Excessive inflammation by phagocytes during Aspergillus fumigatus infection is thought to promote lung function decline in CF patients. CFTR modulators have been shown to reduce A. fumigatus colonization in vivo, however, their antifungal and anti-inflammatory mechanisms are unclear. Other treatments including azithromycin and acebilustat may dampen Aspergillus-induced inflammation due to their immunomodulatory properties. Therefore, we set out in this study to determine the effects of current CF therapies on ROS production and fungal killing, either direct or indirect by enhancing antifungal immune mechanisms in peripheral blood immune cells from CF patients upon A. fumigatus infection. Isolated peripheral blood mononuclear cells (PBMCs) and polymorphonuclear cells (PMNs) from CF patients and healthy volunteers were challenged with A. fumigatus following pre-treatment with CFTR modulators, azithromycin or acebilustat. Ivacaftor/lumacaftor treated CF and control subject PMNs resulted in a significant reduction (p < 0.05) in Aspergillus-induced ROS. For CF PBMC, Aspergillus-induced ROS was significantly reduced when pre-treated with ivacaftor alone (p < 0.01) or in combination with lumacaftor (p < 0.01), with a comparable significant reduction in control subject PBMC (p < 0.05). Azithromycin and acebilustat had no effect on ROS production by CF or control subject phagocytes. None of the treatments showed an indirect or direct antifungal activity. In summary, CFTR modulators have potential for additional immunomodulatory benefits to prevent or treat Aspergillus-induced inflammation in CF. The comparable effects of CFTR modulators observed in phagocytes from control subjects questions their exact mechanism of action.
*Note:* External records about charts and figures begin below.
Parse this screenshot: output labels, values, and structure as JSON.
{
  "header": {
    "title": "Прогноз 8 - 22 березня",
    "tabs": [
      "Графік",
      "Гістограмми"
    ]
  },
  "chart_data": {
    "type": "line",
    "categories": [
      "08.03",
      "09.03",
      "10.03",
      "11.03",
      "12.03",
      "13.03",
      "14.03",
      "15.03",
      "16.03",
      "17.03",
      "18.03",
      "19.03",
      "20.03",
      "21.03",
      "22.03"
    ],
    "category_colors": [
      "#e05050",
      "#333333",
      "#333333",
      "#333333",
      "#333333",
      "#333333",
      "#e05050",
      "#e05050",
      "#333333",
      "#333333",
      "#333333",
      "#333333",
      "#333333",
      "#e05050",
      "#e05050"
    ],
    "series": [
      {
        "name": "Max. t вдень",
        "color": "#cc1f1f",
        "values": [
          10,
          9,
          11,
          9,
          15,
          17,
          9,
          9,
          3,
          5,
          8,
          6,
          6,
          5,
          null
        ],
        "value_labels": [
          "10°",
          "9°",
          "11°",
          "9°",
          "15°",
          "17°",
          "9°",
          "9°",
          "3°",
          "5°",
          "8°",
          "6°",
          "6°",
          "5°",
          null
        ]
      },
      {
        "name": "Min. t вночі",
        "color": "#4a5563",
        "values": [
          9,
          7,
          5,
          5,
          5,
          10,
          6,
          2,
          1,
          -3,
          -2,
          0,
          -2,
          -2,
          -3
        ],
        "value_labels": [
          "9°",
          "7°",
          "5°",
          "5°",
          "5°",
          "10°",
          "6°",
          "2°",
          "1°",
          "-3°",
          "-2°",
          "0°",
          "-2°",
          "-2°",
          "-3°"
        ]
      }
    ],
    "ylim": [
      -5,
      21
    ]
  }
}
吞噬细胞过度发炎烟曲霉感染被认为会促进 CF 患者的肺功能下降。CFTR 调制器已被证明可以减少烟曲霉殖民化体内然而，它们的抗真菌和抗炎机制尚不清楚。其他治疗方法，包括阿奇霉素和 acebilustat 可能会抑制曲霉属-由于它们的免疫调节特性而引起的炎症。因此，我们在本研究中着手确定当前 CF 疗法对 ROS 产生和真菌杀伤的影响，直接或间接通过增强 CF 患者外周血免疫细胞的抗真菌免疫机制烟曲霉感染。来自 CF 患者和健康志愿者的分离的外周血单核细胞 (PBMC) 和多形核细胞 (PMN)烟曲霉在用 CFTR 调节剂、阿奇霉素或阿司匹司他进行预处理后。Ivacaftor/lumacaftor 治疗的 CF 和对照受试者 PMN 导致显着减少（p< 0.05) 在曲霉属-诱导的 ROS。对于 CF PBMC，曲霉属单独用ivacaftor预处理时诱导的活性氧显着降低（p< 0.01) 或与 lumacaftor (p< 0.01），对照组 PBMC 显着降低（p< 0.05)。阿奇霉素和阿奇霉素对 CF 或对照受试者吞噬细胞的 ROS 产生没有影响。没有一种处理显示出间接或直接的抗真菌活性。总之，CFTR 调节剂具有预防或治疗额外免疫调节益处的潜力曲霉属- CF中诱导的炎症。在对照受试者的吞噬细胞中观察到的 CFTR 调节剂的类似作用质疑其确切的作用机制。